「大人が四名様にお子様がお一人様のご乗船ですと〆て千四五〇ゴールドになります」男は益々の笑顔と揉み手をしながらそう云う。
出納の一切を引き受けている大魔道士が財布の中から代金を取り出そうとするところへ男が続けて云う。「なお、出航は二週間後になりますがよろしかったでしょうか」
またもやおかしな敬語で男が云う。二週間? 天候の不順と迷いの森を探して回ったことで既にかなりの日数を無駄に消費してている。そこへ更に二週間を待たねばならぬのは如何にも痛恨だ。無論、天候の不順と迷いの森に関しては我々の問題だからこの男に責任は無い、が……。
我が娘が頑是無い口調で云う。「あーあ。はやく魔王をぶっ倒さなくちゃいけないのに二週間も待たなくちゃいけないのかー」
途端に男の顔色が変わった。「えっ。するとあなた方は、魔王討伐の為に立ち上がった伝説の勇者、その末裔のご一行であらせられまするのでありましたのでございますか」
とうとう目茶苦茶になった敬語でそう云うと、男は私と娘が胸から下げている王家の紋章に気付いて瞠目した。
「そうとは知らずに失礼を申し上げました。それでしたら出航を早めさせていただきます。

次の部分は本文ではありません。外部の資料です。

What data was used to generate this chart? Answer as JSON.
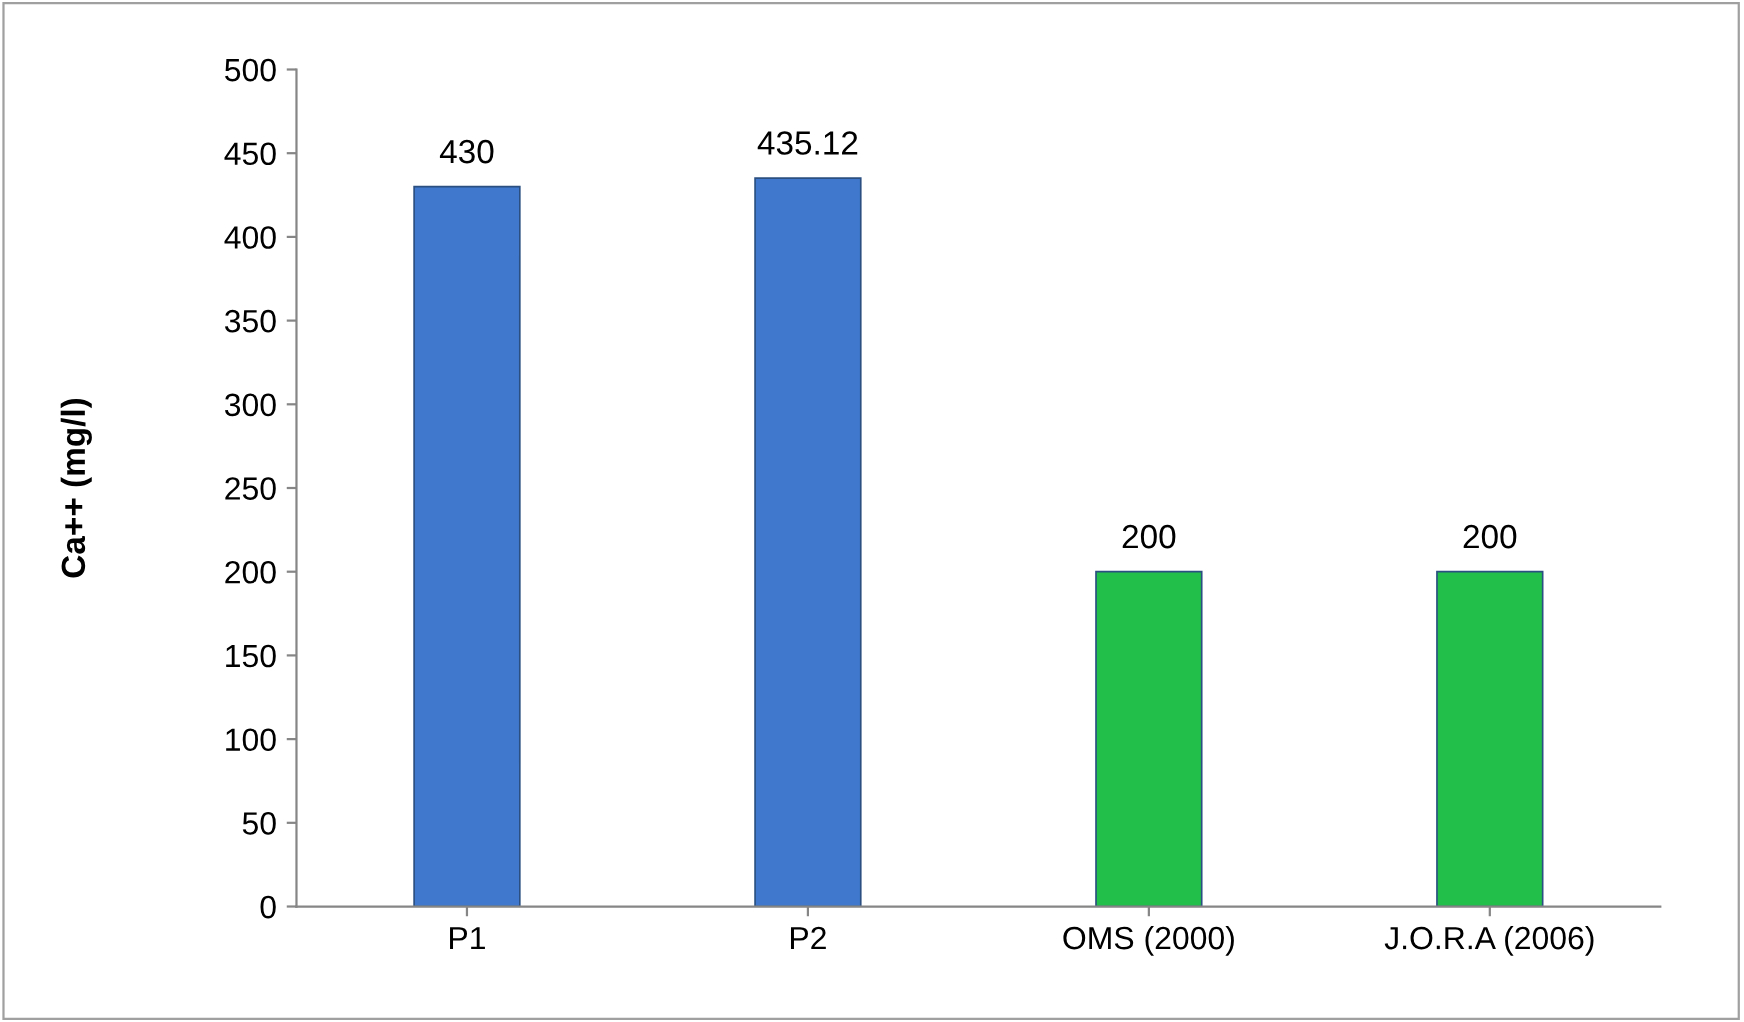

船の整備が済み次第、そうですね、二日後、明後日の朝には出航できるよう手配をさせていただきます。勿論、乗船料のほうも大いに勉強させていただきます」男はいまや笑顔を超越したくしゃくしゃした表情でそう云うと恭しく名刺を差し出した。そこには【ポートサルマ船舶 社長】と肩書きが記されていた。
からんからんからんからんからん。カウベルの音と米搗きバッタのように幾度も頭を下げる社長の挨拶に送り出されて表に出る。
表に出るなり「先に魔王をぶっ倒す話をしておけばよかったね」と云う娘に、そうやって肩書きや立場を利用して人よりいい目をみようとしてはいけないと諭す。そうして明後日の朝までを過ごす宿へと赴き投宿の手続きを済ませた。
簡単に荷解きをして漸く人心地がついた。我が娘と大魔道士は早くもそろって街へと繰り出していった。都市のきらびやかな喧騒はガールズの心を浮き立たせずにはおかないらしい。
暫くすると部屋の扉をノックする音が聞こえてきた。応対に出てみるとそこに居たのは宿の主人で、我々に訪問者があることを告げた。